On Black Friday a couple of my friends took advantange of the discounts that Apple was offering on their online store and ordered new MacBooks. After thinking about it, I decided to order one too.
After waiting patiently for a week, my new machine arrived last Friday just before I left for San Antonio for the weekend. The specs:
- 13″ White MacBook
- Core 2 Duo 2 GHz
- 2 GB Memory
- 160 GB Drive
- Superdrive (DVD-RW,CD-RW)
Since I was already using a MacBook and I just wanted to migrate all my data to the new machine, I decided to try the “copy all my data from another Mac” option that the Mac OS X installer gives you during the first boot. Although this is my fourth Apple laptop, I’ve never tried this before so I didn’t know what to expect. It asked to me to plug a FireWire cable between the old and the new laptops, and then let me choose from a simple list of things that I wanted to copy (users, applications, etc). I selected everything, clicked “continue” and watched as it began copying.
Apparently it took about an hour and a half (I went to sleep in the mean time), but after it was complete I started the new machine and to my surprise everything was identical to the old one. All my desktop icons were scattered in the same places, my browser tabs restored to the pages I was browsing on the old one, my mail filters were still there, etc. I thought it had to be a little too good to be true, so I pulled up a terminal and checked to see if other things on the hard drive were copied, and sure enough they were. Even my DarwinPorts installation in /opt/local
was copied over, as well as my daemontools compile in /package
, and the services in /service
. Amazing!
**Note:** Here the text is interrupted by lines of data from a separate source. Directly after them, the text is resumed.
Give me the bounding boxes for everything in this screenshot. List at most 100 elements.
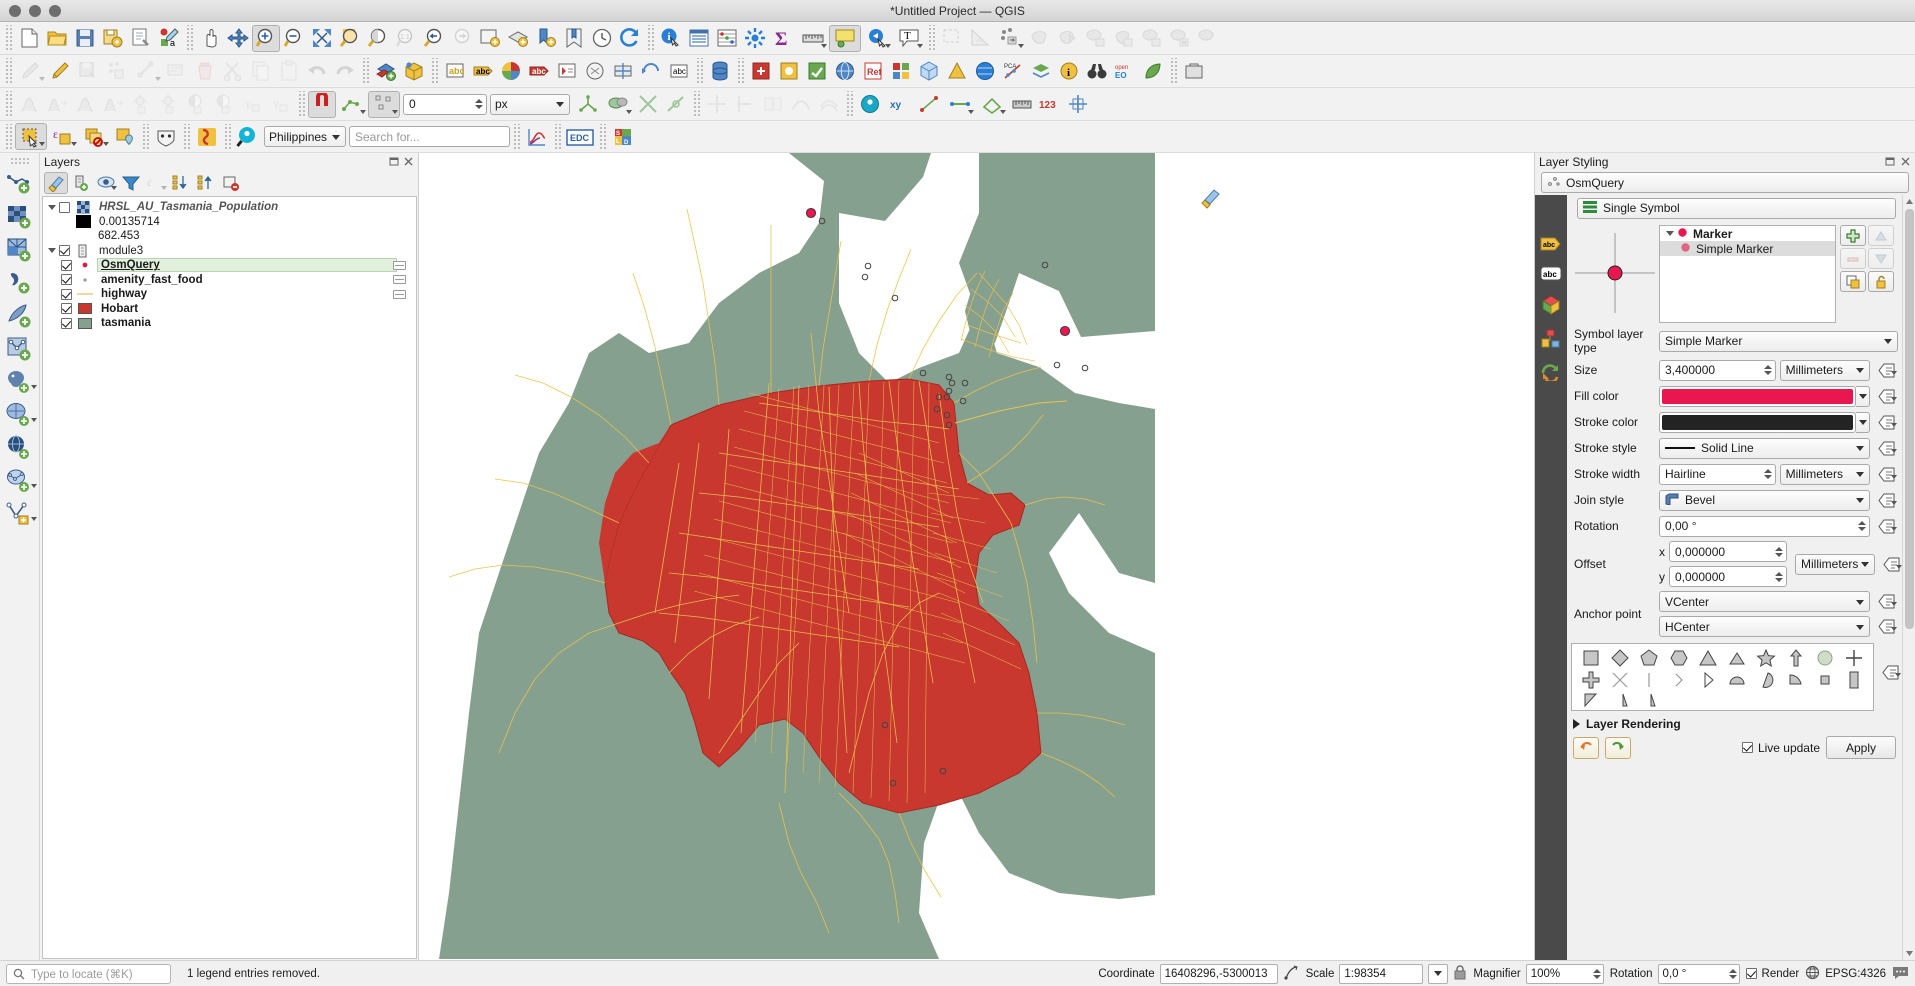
size-spinner[interactable] [1763, 365, 1773, 375]
twisty-icon[interactable] [45, 248, 59, 254]
shape-diamond-icon[interactable] [1605, 647, 1634, 669]
live-update-group[interactable]: Live update [1741, 741, 1820, 755]
plot-curve-icon[interactable] [523, 123, 551, 150]
split-features-icon[interactable] [731, 91, 759, 118]
plugin-cube-icon[interactable] [915, 58, 943, 85]
shape-half-triangle-icon[interactable] [1608, 691, 1640, 710]
toolbar-grip-attributes[interactable] [646, 25, 655, 51]
remove-symbol-layer-button[interactable] [1840, 248, 1866, 269]
map-canvas[interactable] [419, 153, 1534, 960]
stroke-style-combo[interactable]: Solid Line [1659, 437, 1870, 459]
anchor-h-data-defined-override-icon[interactable] [1874, 619, 1898, 634]
shape-circle-icon[interactable] [1810, 647, 1839, 669]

I checked to see about some weird things like the kernel extensions required to run DoubleCommand, and yup, they were there too. The only thing I could find that wasn’t copied over was non-standard Apple applications that I had installed such as Xcode and X11.app.
My previous MacBook had a core duo 1.83 GHz processor with 1 GB of memory, so its a little hard to pinpoint what is making this new machine so much faster, but one thing is for sure, its much, much faster. Spotlight instantly finds as I type, and most applications launch immediately now. Previously iPhoto could take 5-10 seconds to start, but now it is almost instant. I am very, very happy with this new MacBook.
I also ordered a copy of Parallels Desktop for Mac with my MacBook. I had played around with Parallels back when I got my first MacBook in May, but I never bought a copy of it. Incidentally, a new beta version of Parallels was released on Friday that includes a lot of really amazing new features. I spent some time playing around with it, and getting Windows XP and Kubuntu installed on it, and I must say that I have now found the perfect environment. The machine has enough processing power and RAM to easily handle all three operating systems running at once, which I have been doing. I installed XP and Kubuntu at the same time, and the little MacBook didn’t even stumble, I was quite impressed.
So far, 6 of my friends have switched to the Mac since Apple introduced the MacBook, and 4 of these people are non-technical users. This makes me very happy.